Target: You Don’t Say? Campaign at Duke University
Goal: Commend photo campaign encouraging others to be responsible with their speech
Many of us, at some point or another, have been guilty of forgetting the potential we have to hurt others when we speak mindlessly. A new campaign at Duke University aims to remind students and the public that our words are powerful and can reproduce damaging social norms and stereotypes. The You Don’t Say? Campaign directly confronts the oppressive words and phrases that many say without thinking, by creating posters of words superimposed on photos of students in black and white that explain why a certain word or phrase marginalizes people.
This campaign is a much-needed reminder that we have to be responsible for our words, no matter who we are, and that we have the power and obligation to call ourselves and others out when they oppress people with their language. As one poster says, “I don’t say ‘tranny’ because it takes away people’s agency to define their gender identities.” Another reads, “I don’t say ‘no homo’ because it means that showing any affection towards someone of the same sex is inherently bad.” All of the posters give reasons directly from the students themselves for why we should watch what we say, encouraging us to think critically about our words without being accusatory.
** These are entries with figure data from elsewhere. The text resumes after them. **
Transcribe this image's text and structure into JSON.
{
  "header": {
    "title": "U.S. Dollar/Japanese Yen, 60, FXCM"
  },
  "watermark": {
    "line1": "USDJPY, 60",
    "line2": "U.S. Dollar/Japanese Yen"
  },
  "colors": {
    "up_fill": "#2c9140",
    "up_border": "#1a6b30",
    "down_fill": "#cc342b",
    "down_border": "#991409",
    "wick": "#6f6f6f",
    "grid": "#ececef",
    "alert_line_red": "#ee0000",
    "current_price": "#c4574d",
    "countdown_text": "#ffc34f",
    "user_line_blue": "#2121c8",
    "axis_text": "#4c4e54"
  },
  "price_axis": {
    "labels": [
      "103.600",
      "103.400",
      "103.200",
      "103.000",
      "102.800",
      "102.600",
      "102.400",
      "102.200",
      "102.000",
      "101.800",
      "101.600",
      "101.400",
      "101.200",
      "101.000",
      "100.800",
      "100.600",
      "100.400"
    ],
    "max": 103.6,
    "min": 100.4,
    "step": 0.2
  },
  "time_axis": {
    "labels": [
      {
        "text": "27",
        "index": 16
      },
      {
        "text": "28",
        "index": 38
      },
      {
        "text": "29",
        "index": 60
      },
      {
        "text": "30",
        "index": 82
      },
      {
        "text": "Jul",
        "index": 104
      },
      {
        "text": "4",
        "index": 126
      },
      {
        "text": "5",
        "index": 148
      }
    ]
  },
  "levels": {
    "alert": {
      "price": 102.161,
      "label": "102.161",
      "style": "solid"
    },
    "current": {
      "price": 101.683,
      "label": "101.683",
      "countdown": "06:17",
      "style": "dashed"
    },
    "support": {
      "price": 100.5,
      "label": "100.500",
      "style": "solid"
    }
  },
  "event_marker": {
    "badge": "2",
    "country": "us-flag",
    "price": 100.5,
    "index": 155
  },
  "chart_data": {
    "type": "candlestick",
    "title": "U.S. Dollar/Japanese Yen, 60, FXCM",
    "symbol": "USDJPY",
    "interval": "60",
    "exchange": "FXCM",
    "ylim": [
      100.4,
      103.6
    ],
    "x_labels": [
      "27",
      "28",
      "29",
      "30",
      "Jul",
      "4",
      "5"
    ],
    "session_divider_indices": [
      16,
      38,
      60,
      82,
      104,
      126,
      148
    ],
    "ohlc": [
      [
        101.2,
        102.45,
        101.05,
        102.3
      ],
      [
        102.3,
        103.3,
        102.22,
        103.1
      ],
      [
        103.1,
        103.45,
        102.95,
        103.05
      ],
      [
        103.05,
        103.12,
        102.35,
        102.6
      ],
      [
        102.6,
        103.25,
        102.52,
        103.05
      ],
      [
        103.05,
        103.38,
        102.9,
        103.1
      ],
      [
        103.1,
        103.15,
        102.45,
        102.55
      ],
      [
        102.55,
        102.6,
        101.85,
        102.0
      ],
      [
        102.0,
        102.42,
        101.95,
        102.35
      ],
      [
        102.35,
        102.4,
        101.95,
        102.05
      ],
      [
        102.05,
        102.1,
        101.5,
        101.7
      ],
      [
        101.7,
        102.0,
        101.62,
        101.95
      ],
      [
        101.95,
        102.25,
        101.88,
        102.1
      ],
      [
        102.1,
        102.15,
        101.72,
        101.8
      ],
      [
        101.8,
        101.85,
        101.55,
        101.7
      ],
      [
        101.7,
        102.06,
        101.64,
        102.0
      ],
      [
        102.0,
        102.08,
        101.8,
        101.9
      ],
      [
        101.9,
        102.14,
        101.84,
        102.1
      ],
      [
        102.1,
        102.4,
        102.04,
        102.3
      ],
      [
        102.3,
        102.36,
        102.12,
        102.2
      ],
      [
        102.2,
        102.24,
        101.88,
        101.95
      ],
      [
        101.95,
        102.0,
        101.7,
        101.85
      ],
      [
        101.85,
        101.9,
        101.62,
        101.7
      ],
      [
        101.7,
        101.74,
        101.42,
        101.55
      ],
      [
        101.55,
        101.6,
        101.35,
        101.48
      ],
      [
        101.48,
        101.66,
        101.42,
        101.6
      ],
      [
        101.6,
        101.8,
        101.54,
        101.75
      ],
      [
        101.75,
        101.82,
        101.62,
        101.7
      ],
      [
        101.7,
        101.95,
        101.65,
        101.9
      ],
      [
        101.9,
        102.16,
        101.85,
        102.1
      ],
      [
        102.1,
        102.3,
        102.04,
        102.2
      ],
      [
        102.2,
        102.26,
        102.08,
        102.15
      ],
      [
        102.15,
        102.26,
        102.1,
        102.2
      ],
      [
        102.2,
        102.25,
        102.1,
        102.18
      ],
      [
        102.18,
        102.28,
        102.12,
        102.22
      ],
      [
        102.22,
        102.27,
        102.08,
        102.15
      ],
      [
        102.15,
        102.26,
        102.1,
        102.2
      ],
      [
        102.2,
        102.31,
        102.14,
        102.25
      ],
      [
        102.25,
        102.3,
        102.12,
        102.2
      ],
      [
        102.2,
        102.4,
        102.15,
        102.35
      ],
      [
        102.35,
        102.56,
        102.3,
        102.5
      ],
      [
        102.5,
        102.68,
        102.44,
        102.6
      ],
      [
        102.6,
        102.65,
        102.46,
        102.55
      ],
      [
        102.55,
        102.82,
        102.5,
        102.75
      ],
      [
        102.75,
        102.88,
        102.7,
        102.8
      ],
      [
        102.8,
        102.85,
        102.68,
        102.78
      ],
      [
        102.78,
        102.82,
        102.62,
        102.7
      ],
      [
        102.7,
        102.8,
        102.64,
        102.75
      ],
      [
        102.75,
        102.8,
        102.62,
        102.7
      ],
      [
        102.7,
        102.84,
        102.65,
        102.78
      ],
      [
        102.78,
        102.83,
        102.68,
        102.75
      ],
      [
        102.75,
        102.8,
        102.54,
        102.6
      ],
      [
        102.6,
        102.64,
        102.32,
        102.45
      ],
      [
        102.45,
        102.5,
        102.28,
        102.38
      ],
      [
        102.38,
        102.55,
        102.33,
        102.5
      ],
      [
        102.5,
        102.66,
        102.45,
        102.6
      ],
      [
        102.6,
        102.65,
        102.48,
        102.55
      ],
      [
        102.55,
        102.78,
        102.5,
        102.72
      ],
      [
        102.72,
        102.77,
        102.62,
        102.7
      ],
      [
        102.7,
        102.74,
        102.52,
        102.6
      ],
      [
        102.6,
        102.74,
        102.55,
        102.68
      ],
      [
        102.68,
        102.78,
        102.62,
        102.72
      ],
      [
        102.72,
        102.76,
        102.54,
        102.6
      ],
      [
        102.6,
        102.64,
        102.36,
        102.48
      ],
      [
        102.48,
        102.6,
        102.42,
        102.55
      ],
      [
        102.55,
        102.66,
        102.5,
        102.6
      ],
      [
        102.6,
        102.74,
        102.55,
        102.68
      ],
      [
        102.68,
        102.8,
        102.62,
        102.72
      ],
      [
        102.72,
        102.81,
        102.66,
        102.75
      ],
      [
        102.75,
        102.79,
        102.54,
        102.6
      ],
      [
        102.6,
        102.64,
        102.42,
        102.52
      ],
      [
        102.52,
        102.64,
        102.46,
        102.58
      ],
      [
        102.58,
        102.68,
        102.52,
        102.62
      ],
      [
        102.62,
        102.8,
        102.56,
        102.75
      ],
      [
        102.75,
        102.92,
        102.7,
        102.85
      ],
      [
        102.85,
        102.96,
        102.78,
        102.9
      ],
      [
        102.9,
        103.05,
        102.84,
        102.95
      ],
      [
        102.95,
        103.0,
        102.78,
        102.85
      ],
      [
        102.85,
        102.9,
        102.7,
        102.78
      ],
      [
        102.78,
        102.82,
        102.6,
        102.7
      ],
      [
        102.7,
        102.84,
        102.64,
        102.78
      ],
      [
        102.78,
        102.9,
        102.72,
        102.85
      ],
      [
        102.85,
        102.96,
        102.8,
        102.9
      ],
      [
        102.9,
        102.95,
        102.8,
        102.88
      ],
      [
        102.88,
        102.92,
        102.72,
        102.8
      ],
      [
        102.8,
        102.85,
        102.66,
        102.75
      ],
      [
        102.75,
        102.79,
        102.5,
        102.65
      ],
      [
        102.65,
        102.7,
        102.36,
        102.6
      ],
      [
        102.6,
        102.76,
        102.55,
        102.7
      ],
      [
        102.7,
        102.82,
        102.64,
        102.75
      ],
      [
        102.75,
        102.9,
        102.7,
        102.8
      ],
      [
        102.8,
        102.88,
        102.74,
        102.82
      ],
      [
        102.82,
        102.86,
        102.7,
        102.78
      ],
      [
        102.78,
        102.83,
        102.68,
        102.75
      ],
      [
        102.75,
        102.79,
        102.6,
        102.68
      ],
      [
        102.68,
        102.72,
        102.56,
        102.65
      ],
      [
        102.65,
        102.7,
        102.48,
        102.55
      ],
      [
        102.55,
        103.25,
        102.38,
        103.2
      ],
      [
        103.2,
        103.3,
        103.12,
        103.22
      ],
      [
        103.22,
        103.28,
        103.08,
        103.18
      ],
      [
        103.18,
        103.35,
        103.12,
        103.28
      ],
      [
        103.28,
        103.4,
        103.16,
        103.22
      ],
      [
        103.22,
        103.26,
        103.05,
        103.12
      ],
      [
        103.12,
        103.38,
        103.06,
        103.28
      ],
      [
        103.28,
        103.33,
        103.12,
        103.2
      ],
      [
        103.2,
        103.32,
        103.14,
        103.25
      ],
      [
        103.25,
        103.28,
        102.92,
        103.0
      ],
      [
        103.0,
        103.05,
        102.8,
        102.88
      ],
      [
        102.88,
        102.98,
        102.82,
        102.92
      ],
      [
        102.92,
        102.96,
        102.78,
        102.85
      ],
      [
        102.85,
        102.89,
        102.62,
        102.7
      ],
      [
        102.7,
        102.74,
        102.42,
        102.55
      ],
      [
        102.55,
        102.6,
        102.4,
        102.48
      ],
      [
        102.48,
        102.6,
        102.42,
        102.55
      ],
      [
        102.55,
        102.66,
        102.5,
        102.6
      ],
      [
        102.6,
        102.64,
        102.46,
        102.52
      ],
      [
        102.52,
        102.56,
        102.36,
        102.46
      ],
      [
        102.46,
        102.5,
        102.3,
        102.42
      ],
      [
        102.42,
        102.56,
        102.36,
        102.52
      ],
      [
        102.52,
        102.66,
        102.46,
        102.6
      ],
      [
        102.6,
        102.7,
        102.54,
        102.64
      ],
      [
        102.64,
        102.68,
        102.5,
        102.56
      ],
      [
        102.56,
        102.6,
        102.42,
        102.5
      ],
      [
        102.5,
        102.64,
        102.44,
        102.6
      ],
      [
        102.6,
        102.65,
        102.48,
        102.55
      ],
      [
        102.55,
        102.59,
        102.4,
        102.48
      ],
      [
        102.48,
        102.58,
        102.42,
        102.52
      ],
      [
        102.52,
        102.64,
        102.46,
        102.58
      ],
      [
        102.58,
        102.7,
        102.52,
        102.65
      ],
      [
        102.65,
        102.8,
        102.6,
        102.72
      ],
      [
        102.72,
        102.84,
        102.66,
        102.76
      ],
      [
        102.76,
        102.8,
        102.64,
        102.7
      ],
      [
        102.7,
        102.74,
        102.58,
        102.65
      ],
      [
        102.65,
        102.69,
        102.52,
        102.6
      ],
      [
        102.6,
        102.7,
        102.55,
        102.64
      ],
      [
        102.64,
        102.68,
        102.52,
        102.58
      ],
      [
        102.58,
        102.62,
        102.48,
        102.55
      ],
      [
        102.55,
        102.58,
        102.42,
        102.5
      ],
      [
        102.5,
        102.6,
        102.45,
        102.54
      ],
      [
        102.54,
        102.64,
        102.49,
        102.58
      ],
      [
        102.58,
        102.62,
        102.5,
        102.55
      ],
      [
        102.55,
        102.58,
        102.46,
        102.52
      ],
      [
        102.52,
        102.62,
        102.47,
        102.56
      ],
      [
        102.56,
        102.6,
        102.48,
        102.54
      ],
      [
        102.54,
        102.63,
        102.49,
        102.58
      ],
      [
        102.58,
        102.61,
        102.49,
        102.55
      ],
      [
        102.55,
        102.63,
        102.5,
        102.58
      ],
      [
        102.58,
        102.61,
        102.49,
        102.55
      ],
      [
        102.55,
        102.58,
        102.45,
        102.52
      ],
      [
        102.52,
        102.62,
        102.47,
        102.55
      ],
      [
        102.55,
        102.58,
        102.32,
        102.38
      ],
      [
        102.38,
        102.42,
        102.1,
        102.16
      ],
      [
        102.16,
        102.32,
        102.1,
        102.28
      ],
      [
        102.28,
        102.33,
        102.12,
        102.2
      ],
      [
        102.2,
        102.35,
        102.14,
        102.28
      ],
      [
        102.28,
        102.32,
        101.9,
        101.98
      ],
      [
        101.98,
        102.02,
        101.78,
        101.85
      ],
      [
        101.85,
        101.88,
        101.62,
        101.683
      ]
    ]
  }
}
More detailed explanations can be found on the campaign’s Facebook page, which has already garnered over 13,000 ‘likes,’ demonstrating that this campaign has already had a wide and positive impact.
By signing this petition, you are applauding the You Don’t Say? Campaign and the students behind it for standing up to oppressive language.
Dear You Don’t Say? Duke,
Your new photo campaign is a beautiful and innovative way to encourage people to examine their own privilege and use of language. It provides a way for students and the public to educate themselves on the impact their words can have, without feeling accused or defensive, and it empowers them to call themselves out when they use oppressive language. This campaign shows students how important it is to be vigilant against the casual use of marginalizing phrases and stereotypes.
Thank you for starting this campaign and spreading it across Facebook and other social media to be shared and start a dialogue about hate speech. Thank you for encouraging students and others to be responsible for the language they use every day, and to educate people about oppressive language to end its use.